Zinnwald Lithium is aiming to finish a bankable feasibility study in about 12 months and move its namesake lithium project in Germany towards production in 2026 after delivering a favourable preliminary economic study on a proposed US$336 million venture supplying battery-grade lithium hydroxide to the European market.
The London-listed company, which has a current market value around US$32 million and less than $5m in the bank, said an underground mine and plant able to produce up to 12,000 tonnes per annum of 99.5% LiOH, in the Saxony region in south-east Germany, could generate a post-tax NPV of US$1012m (8% discount rate) and IRR of 29.3% with the LiOH fetching $22,500 per tonne.
Life-of-mine (plus-35 years) operating costs were pegged at $6200/t after by-product credits from sales of potassium sulphate, precipitated calcium carbonate, granite and sand.
Zinnwald has a current measured and indicated lithium resource of 35.51 million tonnes of greisen ore grading an average 3519ppm lithium. Zinnwald Lithium said it needed to better define resources and reserves in the core Zinnwald licence deposit with ongoing infill drilling.

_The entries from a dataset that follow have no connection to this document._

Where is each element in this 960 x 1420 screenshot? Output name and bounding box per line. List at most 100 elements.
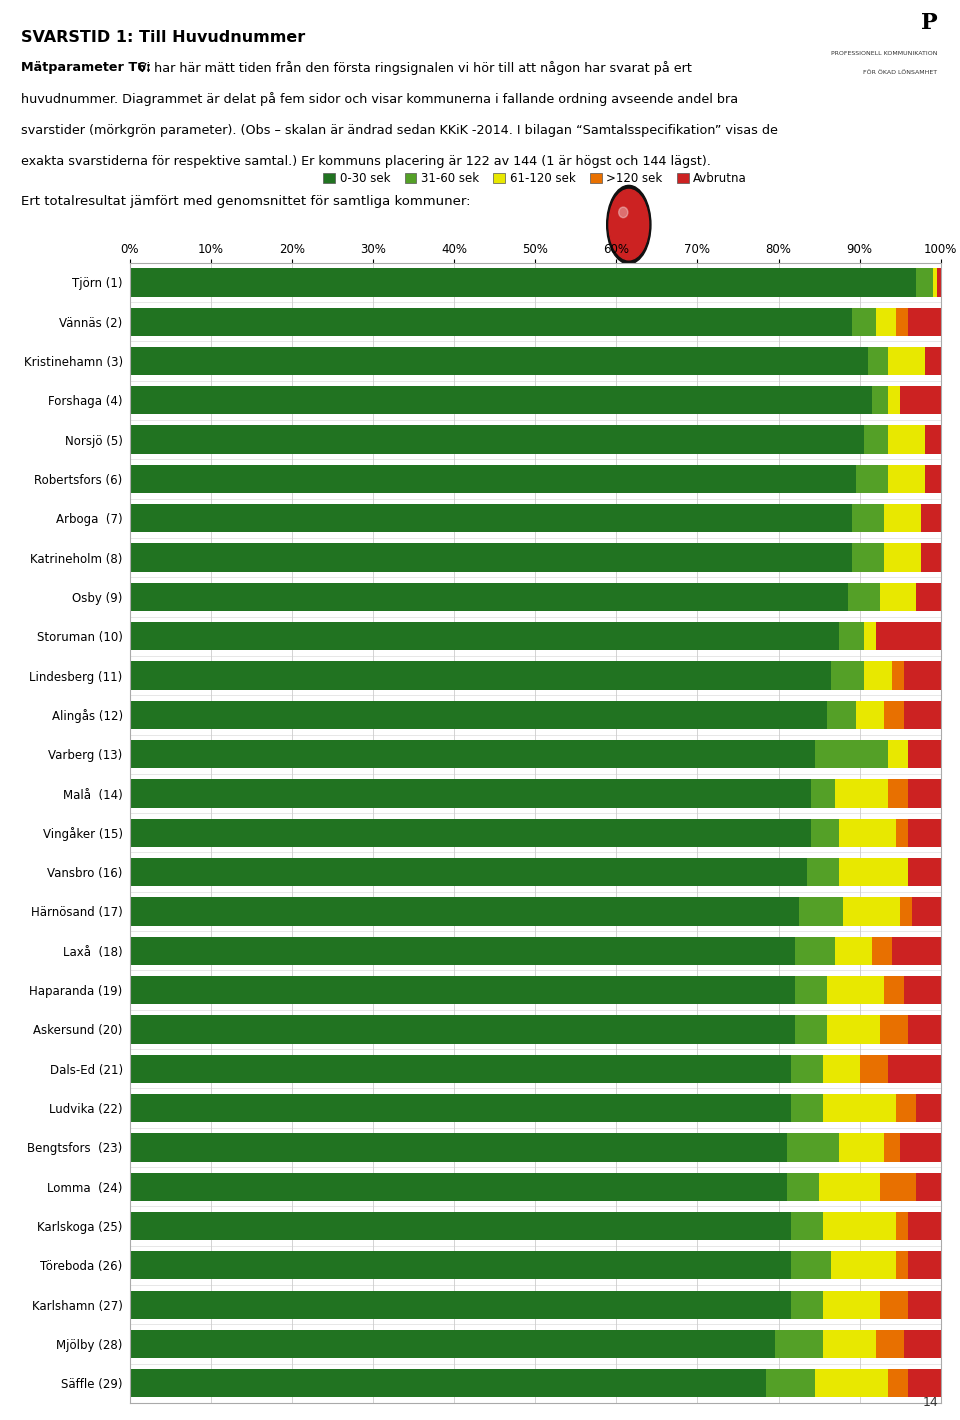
Bar [876,1329,904,1358]
Bar [897,1093,917,1122]
Bar [823,1211,897,1240]
Bar [835,780,888,808]
Text: FÖR ÖKAD LÖNSAMHET: FÖR ÖKAD LÖNSAMHET [863,71,937,75]
Bar [786,1133,839,1162]
Bar [130,346,868,375]
Bar [904,1329,941,1358]
Bar [844,897,900,926]
Bar [823,1055,860,1083]
Bar [828,1015,880,1044]
Bar [130,1329,775,1358]
Bar [888,346,924,375]
Bar [130,897,799,926]
Bar [904,662,941,690]
Bar [130,1093,791,1122]
Bar [855,464,888,493]
Bar [130,1211,791,1240]
Bar [839,622,864,650]
Bar [884,1133,900,1162]
Bar [852,544,884,572]
Bar [908,1015,941,1044]
Bar [917,1173,941,1201]
Bar [884,504,921,532]
Bar [852,308,876,337]
Bar [130,976,795,1004]
Bar [775,1329,823,1358]
Bar [860,1055,888,1083]
Bar [786,1173,819,1201]
Bar [892,937,941,966]
Bar [908,1211,941,1240]
Bar [795,976,828,1004]
Bar [852,504,884,532]
Bar [130,464,855,493]
Bar [130,1291,791,1319]
Bar [933,268,937,297]
Bar [130,426,864,454]
Bar [888,780,908,808]
Bar [872,937,892,966]
Bar [828,700,855,728]
Bar [897,308,908,337]
Bar [130,858,807,886]
Bar [130,386,872,415]
Bar [811,819,839,846]
Bar [876,622,941,650]
Bar [795,1015,828,1044]
Bar [900,386,941,415]
Bar [872,386,888,415]
Bar [904,700,941,728]
Circle shape [609,189,649,260]
Text: SVARSTID 1: Till Huvudnummer: SVARSTID 1: Till Huvudnummer [21,30,305,45]
Bar [924,426,941,454]
Bar [917,1093,941,1122]
Bar [900,897,912,926]
Bar [904,976,941,1004]
Bar [831,662,864,690]
Bar [888,464,924,493]
Bar [815,1369,888,1397]
Text: huvudnummer. Diagrammet är delat på fem sidor och visar kommunerna i fallande or: huvudnummer. Diagrammet är delat på fem … [21,92,738,106]
Bar [831,1251,897,1279]
Bar [130,582,848,611]
Bar [130,1133,786,1162]
Bar [917,268,933,297]
Bar [880,1015,908,1044]
Bar [130,1015,795,1044]
Bar [791,1055,823,1083]
Bar [791,1251,831,1279]
Bar [130,1173,786,1201]
Bar [908,1369,941,1397]
Bar [130,544,852,572]
Bar [811,780,835,808]
Bar [864,622,876,650]
Bar [924,346,941,375]
Bar [880,1173,917,1201]
Text: PROFESSIONELL KOMMUNIKATION: PROFESSIONELL KOMMUNIKATION [831,51,937,55]
Bar [855,700,884,728]
Bar [766,1369,815,1397]
Bar [130,700,828,728]
Bar [130,937,795,966]
Bar [799,897,844,926]
Text: 14: 14 [924,1396,939,1409]
Text: P: P [921,11,937,34]
Circle shape [607,186,651,264]
Bar [908,819,941,846]
Bar [908,308,941,337]
Bar [888,1055,941,1083]
Bar [888,1369,908,1397]
Bar [908,780,941,808]
Bar [130,662,831,690]
Bar [912,897,941,926]
Bar [823,1291,880,1319]
Bar [791,1211,823,1240]
Bar [880,1291,908,1319]
Bar [130,780,811,808]
Bar [880,582,917,611]
Bar [835,937,872,966]
Bar [839,819,897,846]
Bar [130,308,852,337]
Bar [884,700,904,728]
Bar [130,740,815,768]
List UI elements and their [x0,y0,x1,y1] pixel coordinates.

“The current measured and indicated lithium resource … which provides feed for over 35 years, is scalable and the short timeframe to production, targeted for 2026, is very opportune, given the strong LiOH prices and global rise in green energy strategies,” CEO Anton du Plessis said.

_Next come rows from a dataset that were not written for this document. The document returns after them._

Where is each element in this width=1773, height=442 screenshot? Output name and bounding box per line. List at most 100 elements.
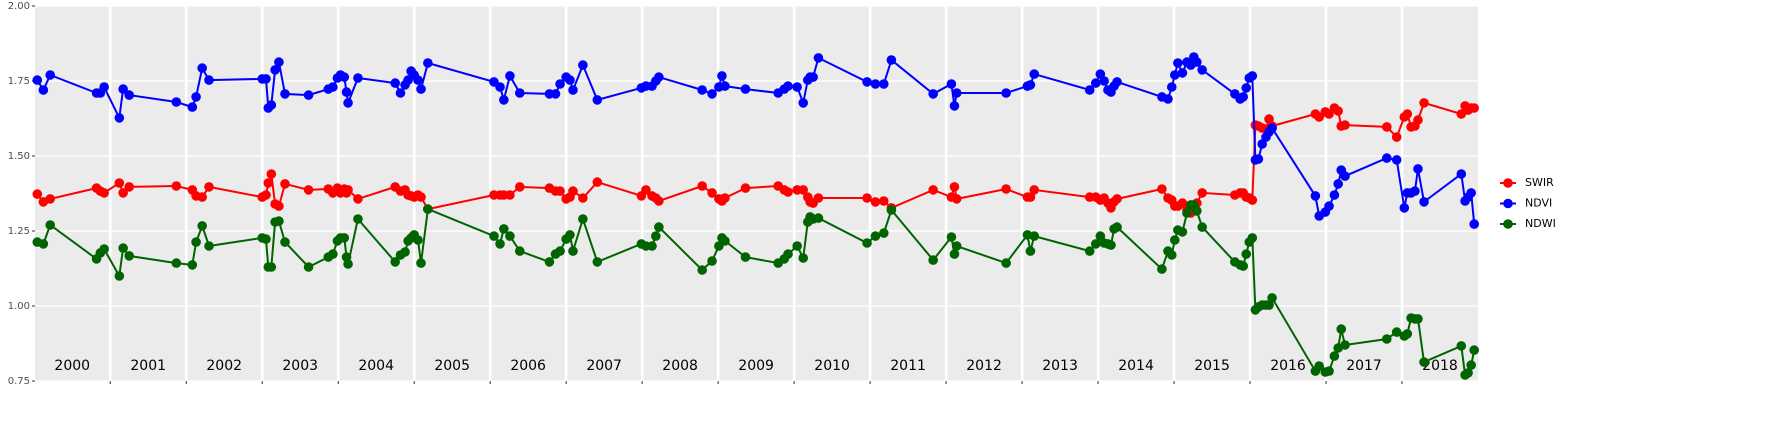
data-point [1001, 88, 1011, 98]
data-point [1402, 329, 1413, 339]
data-point [740, 84, 751, 94]
data-point [505, 231, 515, 241]
data-point [740, 252, 751, 262]
data-point [654, 222, 664, 232]
data-point [949, 249, 960, 259]
data-point [1340, 171, 1350, 181]
data-point [792, 241, 802, 251]
data-point [697, 265, 707, 275]
legend-item: SWIR [1500, 176, 1554, 189]
data-point [1419, 98, 1429, 108]
year-label: 2011 [890, 358, 926, 374]
data-point [568, 85, 578, 95]
data-point [862, 238, 872, 248]
data-point [204, 241, 214, 251]
data-point [99, 244, 109, 254]
data-point [114, 271, 125, 281]
data-point [1466, 360, 1476, 370]
year-label: 2009 [738, 358, 774, 374]
year-label: 2002 [206, 358, 242, 374]
data-point [274, 57, 284, 67]
year-label: 2001 [130, 358, 166, 374]
data-point [261, 74, 271, 84]
data-point [118, 84, 128, 94]
data-point [499, 224, 509, 234]
data-point [1419, 197, 1429, 207]
legend-label: SWIR [1525, 176, 1554, 189]
data-point [1466, 188, 1476, 198]
data-point [1163, 94, 1173, 104]
data-point [423, 58, 433, 68]
year-label: 2003 [282, 358, 318, 374]
year-label: 2015 [1194, 358, 1230, 374]
data-point [45, 194, 55, 204]
data-point [1084, 246, 1095, 256]
data-point [416, 258, 426, 268]
data-point [266, 169, 277, 179]
data-point [1099, 76, 1109, 86]
data-point [1413, 314, 1423, 324]
data-point [1329, 190, 1340, 200]
data-point [886, 205, 897, 215]
data-point [1177, 227, 1188, 237]
data-point [45, 220, 55, 230]
data-point [416, 192, 426, 202]
data-point [783, 249, 793, 259]
data-point [813, 53, 824, 63]
legend-marker [1503, 198, 1513, 209]
data-point [328, 249, 338, 259]
data-point [1238, 261, 1248, 271]
data-point [303, 90, 314, 100]
data-point [1090, 239, 1101, 249]
data-point [266, 100, 277, 110]
data-point [1391, 155, 1402, 165]
data-point [1084, 85, 1095, 95]
data-point [1182, 208, 1192, 218]
data-point [592, 257, 603, 267]
data-point [270, 65, 280, 75]
data-point [886, 55, 897, 65]
data-point [1197, 222, 1207, 232]
data-point [544, 257, 555, 267]
data-point [1333, 179, 1343, 189]
data-point [707, 188, 717, 198]
data-point [1247, 233, 1258, 243]
data-point [1463, 368, 1473, 378]
data-point [416, 84, 426, 94]
year-label: 2004 [358, 358, 394, 374]
legend-item: NDWI [1500, 217, 1556, 230]
data-point [949, 101, 960, 111]
data-point [328, 82, 338, 92]
data-point [951, 88, 962, 98]
data-point [495, 239, 505, 249]
data-point [32, 189, 43, 199]
y-tick-label: 1.50 [8, 151, 30, 162]
data-point [641, 185, 651, 195]
year-label: 2018 [1422, 358, 1458, 374]
data-point [592, 95, 603, 105]
data-point [400, 247, 410, 257]
legend-marker [1503, 219, 1513, 229]
data-point [280, 179, 290, 189]
data-point [1324, 201, 1334, 211]
data-point [280, 89, 290, 99]
data-point [341, 87, 352, 97]
data-point [1157, 264, 1167, 274]
data-point [204, 75, 214, 85]
data-point [870, 231, 881, 241]
data-point [578, 214, 588, 224]
data-point [514, 182, 525, 192]
data-point [1382, 153, 1392, 163]
data-point [783, 81, 793, 91]
data-point [720, 236, 730, 246]
data-point [1173, 58, 1183, 68]
data-point [343, 98, 353, 108]
data-point [171, 97, 182, 107]
data-point [1267, 123, 1277, 133]
data-point [792, 82, 802, 92]
data-point [1112, 194, 1122, 204]
data-point [550, 89, 561, 99]
data-point [1166, 82, 1177, 92]
data-point [303, 185, 314, 195]
data-point [949, 182, 960, 192]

“We have made significant progress over the last year, undertaking extensive research and testwork to re-orient the project towards producing circa-12ktpa battery-grade lithium hydroxide from the initial plan to produce 5ktpa of lithium fluoride.”

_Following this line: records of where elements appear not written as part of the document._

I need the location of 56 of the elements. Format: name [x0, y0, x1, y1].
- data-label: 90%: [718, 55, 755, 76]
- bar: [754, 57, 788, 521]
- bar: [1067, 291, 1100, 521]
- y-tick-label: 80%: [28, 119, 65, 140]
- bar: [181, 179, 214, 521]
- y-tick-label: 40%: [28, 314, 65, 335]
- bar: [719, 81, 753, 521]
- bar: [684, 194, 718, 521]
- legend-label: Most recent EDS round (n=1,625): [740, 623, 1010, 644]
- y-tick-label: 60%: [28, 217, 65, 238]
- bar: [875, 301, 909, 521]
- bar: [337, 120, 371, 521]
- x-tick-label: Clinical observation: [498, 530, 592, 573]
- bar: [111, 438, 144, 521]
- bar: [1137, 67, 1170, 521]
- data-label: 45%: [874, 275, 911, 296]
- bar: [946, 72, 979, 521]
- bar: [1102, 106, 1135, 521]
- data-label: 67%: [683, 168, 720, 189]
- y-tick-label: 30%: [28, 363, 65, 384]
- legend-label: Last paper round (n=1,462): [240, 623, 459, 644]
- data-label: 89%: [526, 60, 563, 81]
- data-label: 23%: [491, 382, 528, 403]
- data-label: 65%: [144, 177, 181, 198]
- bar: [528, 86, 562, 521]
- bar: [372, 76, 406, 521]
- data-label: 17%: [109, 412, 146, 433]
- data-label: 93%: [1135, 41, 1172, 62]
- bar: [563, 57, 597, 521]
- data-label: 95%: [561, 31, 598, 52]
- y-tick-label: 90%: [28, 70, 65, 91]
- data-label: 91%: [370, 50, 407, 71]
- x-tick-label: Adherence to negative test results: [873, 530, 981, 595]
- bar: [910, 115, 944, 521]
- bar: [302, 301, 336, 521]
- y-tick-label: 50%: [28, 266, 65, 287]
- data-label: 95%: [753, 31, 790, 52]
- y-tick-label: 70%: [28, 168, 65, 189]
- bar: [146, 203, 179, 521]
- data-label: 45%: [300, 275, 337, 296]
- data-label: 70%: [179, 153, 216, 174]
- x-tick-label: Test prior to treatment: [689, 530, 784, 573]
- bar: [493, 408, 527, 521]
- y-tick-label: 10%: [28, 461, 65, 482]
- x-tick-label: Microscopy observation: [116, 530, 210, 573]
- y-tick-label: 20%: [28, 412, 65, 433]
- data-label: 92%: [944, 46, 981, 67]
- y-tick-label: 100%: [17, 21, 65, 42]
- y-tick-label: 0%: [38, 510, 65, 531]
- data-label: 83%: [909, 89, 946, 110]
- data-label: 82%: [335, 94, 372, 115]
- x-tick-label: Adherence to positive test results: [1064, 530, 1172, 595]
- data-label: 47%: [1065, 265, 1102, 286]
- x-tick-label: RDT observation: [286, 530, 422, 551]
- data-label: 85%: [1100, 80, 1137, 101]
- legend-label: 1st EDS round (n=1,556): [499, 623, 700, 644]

The compound annual growth rate of the lithium market for battery applications was projected by Roskill to be more than 20% per year to 2028, Zinnwald Lithium said. Benchmark Mineral Intelligence says 282 battery gigafactories are at various stages of production and construction, up from only three in 2015, requiring 5Mt of lithium a year compared with the 480,000t produced in 2021.
Benchmark has estimated $42billion needs to be spent by 2030 to meet demand for lithium.